Prerequisites#

Version Compatibility#

  • PostgreSQL server versions: 8.2 or higher

  • Spark versions: 2.3.x - 3.5.x

  • Java versions: 8 - 20

See official documentation.

Installing PySpark#

To use Postgres connector you should have PySpark installed (or injected to sys.path) BEFORE creating the connector instance.

See Spark installation instruction for more details.

Connecting to Postgres#

Allowing connection to Postgres instance#

Ask your Postgres administrator to allow your user (and probably IP) to connect to instance, e.g. by updating pg_hba.conf file.

See official documentation.

Connection port#

Connection is usually performed to port 5432. Port may differ for different Postgres instances. Please ask your Postgres administrator to provide required information.

Connection host#

It is possible to connect to Postgres by using either DNS name of host or it’s IP address.

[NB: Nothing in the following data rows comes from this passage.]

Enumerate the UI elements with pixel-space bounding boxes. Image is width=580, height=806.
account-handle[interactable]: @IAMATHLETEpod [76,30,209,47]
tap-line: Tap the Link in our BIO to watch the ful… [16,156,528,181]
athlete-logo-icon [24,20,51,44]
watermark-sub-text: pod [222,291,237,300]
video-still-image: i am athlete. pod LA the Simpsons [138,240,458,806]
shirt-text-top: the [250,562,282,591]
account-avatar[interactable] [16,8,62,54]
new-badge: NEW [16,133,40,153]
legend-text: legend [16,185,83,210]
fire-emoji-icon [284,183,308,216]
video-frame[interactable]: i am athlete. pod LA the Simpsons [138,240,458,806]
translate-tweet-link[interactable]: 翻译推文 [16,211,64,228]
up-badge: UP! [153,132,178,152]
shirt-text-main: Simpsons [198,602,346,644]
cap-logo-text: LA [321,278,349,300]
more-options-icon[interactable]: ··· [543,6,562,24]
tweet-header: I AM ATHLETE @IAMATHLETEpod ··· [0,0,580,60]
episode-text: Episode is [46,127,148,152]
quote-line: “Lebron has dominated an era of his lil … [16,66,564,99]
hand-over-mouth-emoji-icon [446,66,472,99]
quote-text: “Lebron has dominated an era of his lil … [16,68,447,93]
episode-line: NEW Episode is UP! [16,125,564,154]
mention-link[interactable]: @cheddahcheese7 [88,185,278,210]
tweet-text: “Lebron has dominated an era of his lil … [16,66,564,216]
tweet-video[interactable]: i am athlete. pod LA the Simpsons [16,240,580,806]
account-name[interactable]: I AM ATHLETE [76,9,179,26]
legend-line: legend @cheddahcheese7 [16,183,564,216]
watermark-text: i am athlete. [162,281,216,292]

If you’re using Postgres cluster, it is currently possible to connect only to one specific node. Connecting to multiple nodes to perform load balancing, as well as automatic failover to new master/replica are not supported.

Required grants#

Ask your Postgres cluster administrator to set following grants for a user, used for creating a connection:

-- allow creating tables in specific schema
GRANT USAGE, CREATE ON SCHEMA myschema TO username;

-- allow read & write access to specific table
GRANT SELECT, INSERT ON myschema.mytable TO username;

-- only if if_exists="replace_entire_table" is used:
GRANT TRUNCATE ON myschema.mytable TO username;

More details can be found in official documentation.